As outras sete secretarias que terão aumento no orçamento do ano que vem são: de Esportes e Qualidade de Vida, de 7,45% (de R$ 50 milhões para R$ 53,7 milhões); de Proteção ao Cidadão, de 7,26% (de R$ 39,7 milhões para R$ 42,6 milhões); de Governança, de 4,12% (de R$ 29,1 milhões para R$ 30,3 milhões); de Gestão Administrativa e Finanças, de 4,05% (de R$ 67,7 milhões para R$ 70,4 milhões); de Inovação e Desenvolvimento Econômico, de 3,34% (de R$ 13,5 milhões para R$ 14 milhões); de Urbanismo e Sustentabilidade, de 2,79% (de R$ 18,5 milhões para R$ 19 milhões); e de Apoio Jurídico, de 0,77% (de R$ 14,7 milhões para R$ 14,8 milhões).

Apenas o Gabinete não terá alteração no orçamento entre 2021 e 2022, permanecendo com despesa estimada em R$ 600 mil em cada ano.

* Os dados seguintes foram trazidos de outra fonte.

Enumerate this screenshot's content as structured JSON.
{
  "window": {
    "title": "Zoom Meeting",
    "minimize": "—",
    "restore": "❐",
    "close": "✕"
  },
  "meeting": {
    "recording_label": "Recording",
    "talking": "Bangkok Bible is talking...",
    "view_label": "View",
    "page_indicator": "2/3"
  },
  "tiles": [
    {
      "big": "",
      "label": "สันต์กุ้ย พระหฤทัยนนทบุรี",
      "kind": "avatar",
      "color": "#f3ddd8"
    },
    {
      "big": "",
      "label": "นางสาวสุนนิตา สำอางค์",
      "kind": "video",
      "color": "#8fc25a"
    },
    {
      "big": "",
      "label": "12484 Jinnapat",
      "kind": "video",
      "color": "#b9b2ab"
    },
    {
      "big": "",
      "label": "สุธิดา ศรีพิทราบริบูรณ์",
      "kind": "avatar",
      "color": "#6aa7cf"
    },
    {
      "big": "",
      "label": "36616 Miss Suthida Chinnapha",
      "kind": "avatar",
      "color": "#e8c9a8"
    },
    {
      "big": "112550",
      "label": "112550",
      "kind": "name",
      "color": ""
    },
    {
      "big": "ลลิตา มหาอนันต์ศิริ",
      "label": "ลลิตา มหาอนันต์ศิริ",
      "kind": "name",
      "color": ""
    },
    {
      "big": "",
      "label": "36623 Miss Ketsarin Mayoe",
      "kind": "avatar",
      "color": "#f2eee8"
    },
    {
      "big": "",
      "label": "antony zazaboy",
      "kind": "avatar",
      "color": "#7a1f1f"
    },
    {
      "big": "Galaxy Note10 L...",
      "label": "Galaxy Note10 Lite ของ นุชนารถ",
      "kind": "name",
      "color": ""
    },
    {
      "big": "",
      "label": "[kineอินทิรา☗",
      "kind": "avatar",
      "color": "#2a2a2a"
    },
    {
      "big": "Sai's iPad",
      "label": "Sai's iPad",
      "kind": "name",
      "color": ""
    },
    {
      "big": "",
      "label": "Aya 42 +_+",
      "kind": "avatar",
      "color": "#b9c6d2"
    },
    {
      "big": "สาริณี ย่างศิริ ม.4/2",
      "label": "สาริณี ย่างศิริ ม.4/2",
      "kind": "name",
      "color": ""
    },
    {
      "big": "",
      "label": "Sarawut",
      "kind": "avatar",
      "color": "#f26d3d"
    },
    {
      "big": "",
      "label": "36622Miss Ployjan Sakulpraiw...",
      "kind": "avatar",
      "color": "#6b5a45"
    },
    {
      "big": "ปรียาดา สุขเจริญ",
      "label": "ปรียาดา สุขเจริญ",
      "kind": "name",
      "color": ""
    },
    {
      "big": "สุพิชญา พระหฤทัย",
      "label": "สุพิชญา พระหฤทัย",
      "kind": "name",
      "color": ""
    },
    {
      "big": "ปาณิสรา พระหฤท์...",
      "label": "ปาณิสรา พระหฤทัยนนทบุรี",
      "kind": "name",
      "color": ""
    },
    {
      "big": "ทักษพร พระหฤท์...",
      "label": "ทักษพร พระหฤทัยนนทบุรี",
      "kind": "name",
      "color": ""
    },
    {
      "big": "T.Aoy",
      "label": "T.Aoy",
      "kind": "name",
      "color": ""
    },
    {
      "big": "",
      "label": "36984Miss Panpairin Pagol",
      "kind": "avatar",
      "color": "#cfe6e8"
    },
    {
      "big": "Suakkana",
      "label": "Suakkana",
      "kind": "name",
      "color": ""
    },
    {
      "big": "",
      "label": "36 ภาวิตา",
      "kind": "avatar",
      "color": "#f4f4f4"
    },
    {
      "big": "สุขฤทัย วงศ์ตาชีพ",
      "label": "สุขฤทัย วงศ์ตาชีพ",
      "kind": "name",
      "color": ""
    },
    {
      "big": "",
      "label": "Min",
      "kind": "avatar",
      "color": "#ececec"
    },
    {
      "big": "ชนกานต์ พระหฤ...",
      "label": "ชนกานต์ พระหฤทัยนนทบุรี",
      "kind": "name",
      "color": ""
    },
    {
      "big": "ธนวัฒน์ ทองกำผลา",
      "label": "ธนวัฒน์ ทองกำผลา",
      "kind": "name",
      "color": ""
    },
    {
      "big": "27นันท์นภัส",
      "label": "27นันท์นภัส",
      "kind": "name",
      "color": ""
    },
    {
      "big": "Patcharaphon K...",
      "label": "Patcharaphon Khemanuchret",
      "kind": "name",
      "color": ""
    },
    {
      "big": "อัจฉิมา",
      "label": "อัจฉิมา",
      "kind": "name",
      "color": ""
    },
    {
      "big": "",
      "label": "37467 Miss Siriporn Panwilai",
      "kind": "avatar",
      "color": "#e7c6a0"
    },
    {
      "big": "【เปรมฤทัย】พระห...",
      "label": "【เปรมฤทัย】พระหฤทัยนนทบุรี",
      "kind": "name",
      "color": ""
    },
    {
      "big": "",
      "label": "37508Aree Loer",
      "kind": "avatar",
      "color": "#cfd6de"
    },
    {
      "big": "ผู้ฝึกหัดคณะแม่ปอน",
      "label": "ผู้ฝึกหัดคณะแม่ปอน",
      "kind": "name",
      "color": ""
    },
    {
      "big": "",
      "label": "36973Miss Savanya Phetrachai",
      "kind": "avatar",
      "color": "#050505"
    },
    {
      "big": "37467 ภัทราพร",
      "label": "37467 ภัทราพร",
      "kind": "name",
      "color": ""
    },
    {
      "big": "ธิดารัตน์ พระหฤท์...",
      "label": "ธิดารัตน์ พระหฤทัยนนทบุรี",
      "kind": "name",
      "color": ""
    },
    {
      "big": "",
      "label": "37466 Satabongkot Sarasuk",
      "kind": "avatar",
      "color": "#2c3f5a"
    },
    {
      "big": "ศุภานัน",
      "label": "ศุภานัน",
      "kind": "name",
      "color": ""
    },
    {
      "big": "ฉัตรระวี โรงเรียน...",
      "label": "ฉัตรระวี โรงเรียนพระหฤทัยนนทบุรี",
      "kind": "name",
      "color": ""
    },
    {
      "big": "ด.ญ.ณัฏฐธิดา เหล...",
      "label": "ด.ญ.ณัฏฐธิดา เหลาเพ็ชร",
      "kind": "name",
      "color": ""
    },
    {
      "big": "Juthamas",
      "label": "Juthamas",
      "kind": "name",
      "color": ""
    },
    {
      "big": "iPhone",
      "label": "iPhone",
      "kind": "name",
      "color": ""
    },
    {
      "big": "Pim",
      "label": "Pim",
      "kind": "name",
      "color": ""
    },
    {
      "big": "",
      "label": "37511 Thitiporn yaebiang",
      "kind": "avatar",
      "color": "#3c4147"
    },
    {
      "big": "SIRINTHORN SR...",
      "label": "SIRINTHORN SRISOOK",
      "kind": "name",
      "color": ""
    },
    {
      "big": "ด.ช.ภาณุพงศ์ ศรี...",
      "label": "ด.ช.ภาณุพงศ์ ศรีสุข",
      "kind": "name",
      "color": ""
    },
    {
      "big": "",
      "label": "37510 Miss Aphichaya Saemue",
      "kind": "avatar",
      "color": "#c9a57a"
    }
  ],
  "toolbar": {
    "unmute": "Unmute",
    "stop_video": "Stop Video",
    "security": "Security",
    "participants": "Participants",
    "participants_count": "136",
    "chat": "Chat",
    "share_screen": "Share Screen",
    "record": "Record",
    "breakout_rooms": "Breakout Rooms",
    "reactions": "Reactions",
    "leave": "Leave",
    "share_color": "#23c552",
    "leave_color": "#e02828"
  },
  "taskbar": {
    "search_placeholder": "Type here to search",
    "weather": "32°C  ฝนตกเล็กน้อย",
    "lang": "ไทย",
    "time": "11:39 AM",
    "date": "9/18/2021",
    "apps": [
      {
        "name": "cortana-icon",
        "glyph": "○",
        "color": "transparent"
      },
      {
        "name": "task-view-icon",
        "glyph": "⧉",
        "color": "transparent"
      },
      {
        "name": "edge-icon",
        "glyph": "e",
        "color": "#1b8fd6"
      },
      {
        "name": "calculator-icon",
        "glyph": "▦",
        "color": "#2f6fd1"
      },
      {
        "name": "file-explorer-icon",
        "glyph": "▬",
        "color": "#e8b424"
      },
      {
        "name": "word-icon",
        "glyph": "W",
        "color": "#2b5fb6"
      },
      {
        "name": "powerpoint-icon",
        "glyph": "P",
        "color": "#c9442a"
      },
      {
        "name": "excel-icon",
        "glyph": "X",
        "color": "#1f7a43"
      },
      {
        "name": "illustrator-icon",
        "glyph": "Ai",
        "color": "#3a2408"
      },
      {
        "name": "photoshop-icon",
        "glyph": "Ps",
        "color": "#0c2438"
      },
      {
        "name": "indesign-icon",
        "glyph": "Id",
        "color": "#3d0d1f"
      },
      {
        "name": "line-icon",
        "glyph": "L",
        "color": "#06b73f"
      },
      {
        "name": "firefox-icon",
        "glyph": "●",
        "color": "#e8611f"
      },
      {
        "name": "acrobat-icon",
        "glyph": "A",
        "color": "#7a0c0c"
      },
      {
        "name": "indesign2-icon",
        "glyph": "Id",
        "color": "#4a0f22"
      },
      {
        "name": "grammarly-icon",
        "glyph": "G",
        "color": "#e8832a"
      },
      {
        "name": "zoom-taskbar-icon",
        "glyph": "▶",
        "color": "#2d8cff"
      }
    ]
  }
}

No projeto, Felicio argumenta que “as prioridades indiscutíveis da administração continuam sendo a Saúde e Educação”, já que as duas pastas terão os maiores orçamentos para o ano que vem.

INDIRETA.

Incluindo também a administração indireta, a receita prevista para o município em 2022 será de R$ 3,498 bilhões, o que representa um aumento de 12,73% sobre o montante projetado para 2021, de R$ 3,102 bilhões.

O IPSM (Instituto de Previdência do Servidor Municipal) estima receita de R$ 429,2 milhões no ano que vem, e despesa de R$ 680,7 milhões.

A Fundhas (Fundação Hélio Augusto de Souza) prevê receita de R$ 24,4 milhões e despesa de R$ 83,4 milhões. E a FCCR (Fundação Cultural Cassiano Ricardo) estima receita de R$ 2,7 milhões e despesas de R$ 28,2 milhões em 2022.